Selon le Centre T, la seule solution pour les personnes transgenres souhaitant changer de sexe sera de recourir à des professionnels de santé à l’étranger. Depuis 20 jours, l’ONG a reçu plus de 160 messages de personnes souhaitant des informations relatives à un déménagement dans un pays de la région doté de praticiens disposés à les aider. «Nous n'avons pas le budget nécessaire pour aider financièrement ces personnes à voyager à l’étranger, mais nous coopérons avec des organisations étrangères et essayons de les mettre en relation avec des personnes trans à la recherche d’un chirurgien ou psychologue. Habituellement, ces organisations étrangères se concentrent sur l'aide aux activistes, mais à présent, la situation en Russie est telle qu’il va falloir porter assistance même à des gens ordinaires, qui ne sont pas militants, » dit Ian Dvorkine.

Guerre contre «l’industrie transgenre occidentale»

Pour les députés russes, la dysmorphie de genre n’est qu’un prétexte idéologique. « L'industrie occidentale des transgenres essaie de s'infiltrer dans notre pays, y implanter son entreprise de plusieurs milliards de dollars, » a tempêté Piotr Tolstoï, vice-président de la chambre basse de l'Assemblée fédérale. « La guerre n'est pas seulement sur le front (ukrainien, Ndr), la guerre se déroule dans les têtes et les âmes, et nous voulons protéger notre pays afin qu’il ne soit pas détruit de l'intérieur,» a-t-il ajouté.

Six mois après que Moscou ait interdit toute information «non-négative» à propos LGBT, les législateurs ont aussi interdit à l’hiver 2022 de diffuser des informations sur la transidentité, face à «la popularité croissante» selon eux des transidentités, surtout chez les jeunes. Selon le ministère de l'Intérieur, seulement 2407 individus ont modifié leur genre dans les registres d'état civil depuis 2019, et seulement un millier en 2022.

Le combat des préservateurs des «valeurs familiales traditionnelles» ne se fait pas seulement à la Douma.
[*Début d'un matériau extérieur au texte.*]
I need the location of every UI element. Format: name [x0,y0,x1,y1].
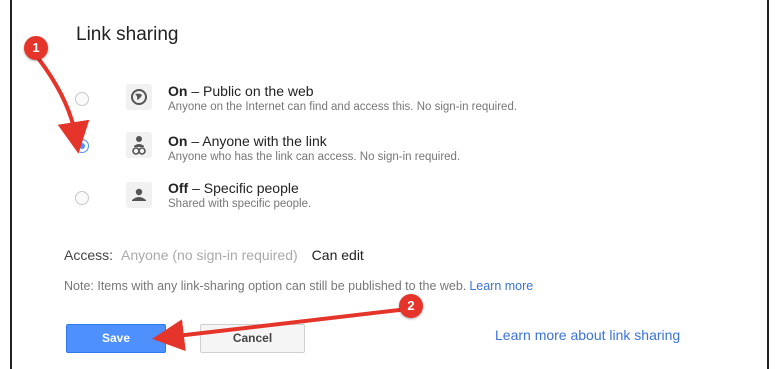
arrow-to-radio [36,56,90,154]
annotation-badge-2: 2 [399,294,423,318]
annotation-arrows [36,56,409,352]
annotation-badge-1: 1 [24,36,48,60]
screenshot-frame: Link sharing On – Public on the web Anyo… [0,0,783,369]
arrow-to-save [152,307,409,352]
Ces derniers jours, les tribunaux russes pénalisent sans arrêt les chaînes TV, plateformes de films en ligne et librairies accusées de diffuser de la «propagande LGBT». Les individus et organismes affichant leur soutien pour les personnes non-hétéronormatives sont souvent accusés d’être des «agents étrangers».

Selon le politologue russe Dmitrii Tolkatchev, le gouvernement vise particulièrement les minorités dans le contexte de la guerre en Ukraine, depuis février 2022. «En Ukraine, par exemple, le gouvernement discute de la légalisation du partenariat civil en Ukraine. Or, Moscou s’empare de ce type de sujet pour qu’ils soient synonymes d’idées occidentales et ukrainiennes, opposées au monde russe», explique-t-il. « Ce nouveau texte, adopté par la Douma, est un geste envers les alliés conservateurs de Poutine; Et, en plus, il donne l’occasion de blâmer l’ennemi ukrainien pour ce que les Russes conservateurs perçoivent comme des malheurs, de mauvais développements dans leur pays, » ajoute l’expert.
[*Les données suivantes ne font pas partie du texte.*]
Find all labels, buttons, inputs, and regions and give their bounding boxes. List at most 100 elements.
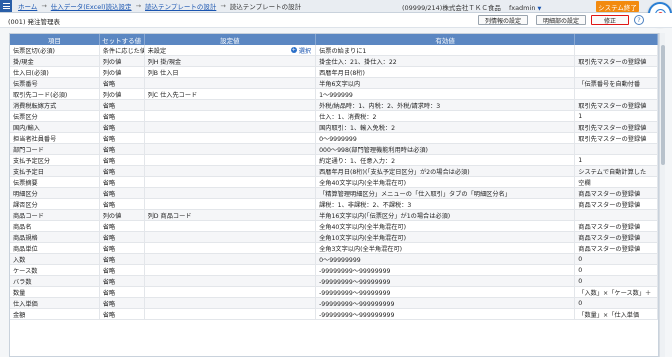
valid-value-cell: 掛金仕入：21、掛仕入：22 [316,56,576,66]
help-icon[interactable]: ? [634,15,644,25]
cell-text: 省略 [102,80,116,88]
company-name: (09999/214)株式会社ＴＫＣ食品 [402,4,501,12]
cell-text: 商品マスターの登録値 [578,234,641,242]
vertical-scrollbar[interactable] [659,33,665,357]
table-row[interactable]: 担当者社員番号 省略 0～9999999 取引先マスターの登録値 [10,133,658,144]
cell-text: 商品単位 [13,245,38,253]
scrollbar-thumb[interactable] [661,45,665,165]
cell-text: 伝票の始まりに1 [319,47,367,55]
table-row[interactable]: 支払予定区分 省略 約定通り：1、任意入力：2 1 [10,155,658,166]
cell-text: 伝票区切(必須) [13,47,55,55]
breadcrumb-level1[interactable]: 仕入データ(Excel)読込設定 [51,1,132,11]
item-name-cell: 商品名 [10,221,100,231]
valid-value-cell: 西暦年月日(8桁)(「支払予定日区分」が2の場合は必須) [316,166,576,176]
table-row[interactable]: 商品コード 列の値 列D 商品コード 半角16文字以内(「伝票区分」が1の場合は必須) [10,210,658,221]
item-name-cell: 商品単位 [10,243,100,253]
detail-settings-button[interactable]: 明細部の設定 [536,15,586,25]
cell-text: 1 [578,112,583,120]
cell-text: 取引先マスターの登録値 [578,135,647,143]
table-row[interactable]: 部門コード 省略 000～998(部門管理機能利用時は必須) [10,144,658,155]
cell-text: -99999999～999999999 [319,300,395,308]
valid-value-cell: -99999999～999999999 [316,309,576,319]
item-name-cell: 取引先コード(必須) [10,89,100,99]
table-row[interactable]: 伝票区分 省略 仕入：1、消費税：2 1 [10,111,658,122]
cell-text: 省略 [102,300,116,308]
table-row[interactable]: 明細区分 省略 「精算管理明細区分」メニューの「仕入取引」タブの「明細区分名」 商品マ… [10,188,658,199]
default-value-cell: 取引先マスターの登録値 [575,133,658,143]
table-row[interactable]: 入数 省略 0～99999999 0 [10,254,658,265]
default-value-cell: 「数量」×「仕入単価 [575,309,658,319]
item-name-cell: 仕入日(必須) [10,67,100,77]
table-row[interactable]: 伝票区切(必須) 条件に応じた値 未設定 + 選択 伝票の始まりに1 [10,45,658,56]
table-row[interactable]: 商品規格 省略 全角10文字以内(全半角混在可) 商品マスターの登録値 [10,232,658,243]
cell-text: 国内取引：1、輸入免税：2 [319,124,396,132]
cell-text: 掛金仕入：21、掛仕入：22 [319,58,397,66]
select-link[interactable]: + 選択 [290,46,311,55]
cell-text: 列の値 [102,212,122,220]
column-header: 項目 [10,34,100,45]
cell-text: 省略 [102,146,116,154]
set-type-cell: 省略 [100,133,145,143]
valid-value-cell: 約定通り：1、任意入力：2 [316,155,576,165]
column-header [575,34,658,45]
table-row[interactable]: 商品単位 省略 全角3文字以内(全半角混在可) 商品マスターの登録値 [10,243,658,254]
item-name-cell: 国内/輸入 [10,122,100,132]
table-row[interactable]: 商品名 省略 全角40文字以内(全半角混在可) 商品マスターの登録値 [10,221,658,232]
table-row[interactable]: 課否区分 省略 課税：1、非課税：2、不課税：3 商品マスターの登録値 [10,199,658,210]
table-row[interactable]: 取引先コード(必須) 列の値 列C 仕入先コード 1～999999 [10,89,658,100]
default-value-cell: 商品マスターの登録値 [575,221,658,231]
setting-value-cell [145,166,317,176]
system-exit-button[interactable]: システム終了 [596,1,639,12]
column-header: 設定値 [145,34,317,45]
column-header: 有効値 [316,34,576,45]
valid-value-cell: 半角6文字以内 [316,78,576,88]
table-row[interactable]: 金額 省略 -99999999～999999999 「数量」×「仕入単価 [10,309,658,320]
item-name-cell: 部門コード [10,144,100,154]
cell-text: 0 [578,266,583,274]
table-row[interactable]: 消費税転嫁方式 省略 外税/納品時：1、内税：2、外税/請求時：3 取引先マスターの登… [10,100,658,111]
table-row[interactable]: 伝票摘要 省略 全角40文字以内(全半角混在可) 空欄 [10,177,658,188]
valid-value-cell: 伝票の始まりに1 [316,45,576,55]
set-type-cell: 省略 [100,199,145,209]
setting-value-cell [145,199,317,209]
default-value-cell: 商品マスターの登録値 [575,188,658,198]
table-row[interactable]: 仕入単価 省略 -99999999～999999999 0 [10,298,658,309]
valid-value-cell: 全角3文字以内(全半角混在可) [316,243,576,253]
cell-text: 空欄 [578,179,591,187]
table-row[interactable]: 伝票番号 省略 半角6文字以内 「伝票番号を自動付番 [10,78,658,89]
set-type-cell: 省略 [100,232,145,242]
setting-value-cell [145,177,317,187]
table-row[interactable]: 国内/輸入 省略 国内取引：1、輸入免税：2 取引先マスターの登録値 [10,122,658,133]
valid-value-cell: 課税：1、非課税：2、不課税：3 [316,199,576,209]
cell-text: 省略 [102,223,116,231]
item-name-cell: 金額 [10,309,100,319]
list-settings-button[interactable]: 列情報の設定 [478,15,528,25]
default-value-cell: 0 [575,254,658,264]
default-value-cell [575,210,658,220]
table-row[interactable]: 支払予定日 省略 西暦年月日(8桁)(「支払予定日区分」が2の場合は必須) システムで… [10,166,658,177]
cell-text: 列H 掛/現金 [147,58,182,66]
table-row[interactable]: 掛/現金 列の値 列H 掛/現金 掛金仕入：21、掛仕入：22 取引先マスターの登録値 [10,56,658,67]
cell-text: 「数量」×「仕入単価 [578,311,640,319]
item-name-cell: ケース数 [10,265,100,275]
breadcrumb-level2[interactable]: 読込テンプレートの設計 [145,1,216,11]
cell-text: 西暦年月日(8桁)(「支払予定日区分」が2の場合は必須) [319,168,470,176]
table-row[interactable]: 仕入日(必須) 列の値 列B 仕入日 西暦年月日(8桁) [10,67,658,78]
table-row[interactable]: ケース数 省略 -99999999～99999999 0 [10,265,658,276]
user-info[interactable]: (09999/214)株式会社ＴＫＣ食品 fxadmin ▼ [402,2,541,12]
cell-text: 全角3文字以内(全半角混在可) [319,245,403,253]
table-row[interactable]: 数量 省略 -99999999～99999999 「入数」×「ケース数」＋ [10,287,658,298]
edit-button[interactable]: 修正 [591,15,629,25]
set-type-cell: 列の値 [100,56,145,66]
cell-text: 省略 [102,102,116,110]
valid-value-cell: 0～9999999 [316,133,576,143]
breadcrumb-home[interactable]: ホーム [18,1,37,11]
item-name-cell: 伝票区分 [10,111,100,121]
setting-value-cell [145,78,317,88]
cell-text: -99999999～99999999 [319,267,391,275]
item-name-cell: 担当者社員番号 [10,133,100,143]
table-row[interactable]: バラ数 省略 -99999999～99999999 0 [10,276,658,287]
hamburger-menu-icon[interactable] [0,0,12,12]
user-name: fxadmin [508,4,536,12]
cell-text: 省略 [102,113,116,121]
« Les autorités n’ont pas de plan précis en ce qui concerne la communauté LGBT. Ce n’est pas son existence en soi qui est problématique, mais le gouvernement se saisit du sujet pour justifier sa guerre contre l’Occident,» explique Igor Kotchetkov, l’un des fondateurs du Réseau LGBT, une ONG russe. D’autres sujets qui prêtent à controverse pourraient également servir de base pour accuser les pays européens et d’Amérique du Nord de pervertir le peuple russe. Le ministre de la Santé russe Mikhaïl Mourachko vient d’annoncer le durcissement des conditions de vente des pilules permettant d’effectuer une IVG, qui seront traitées comme les médicaments comportant des substances narcotiques.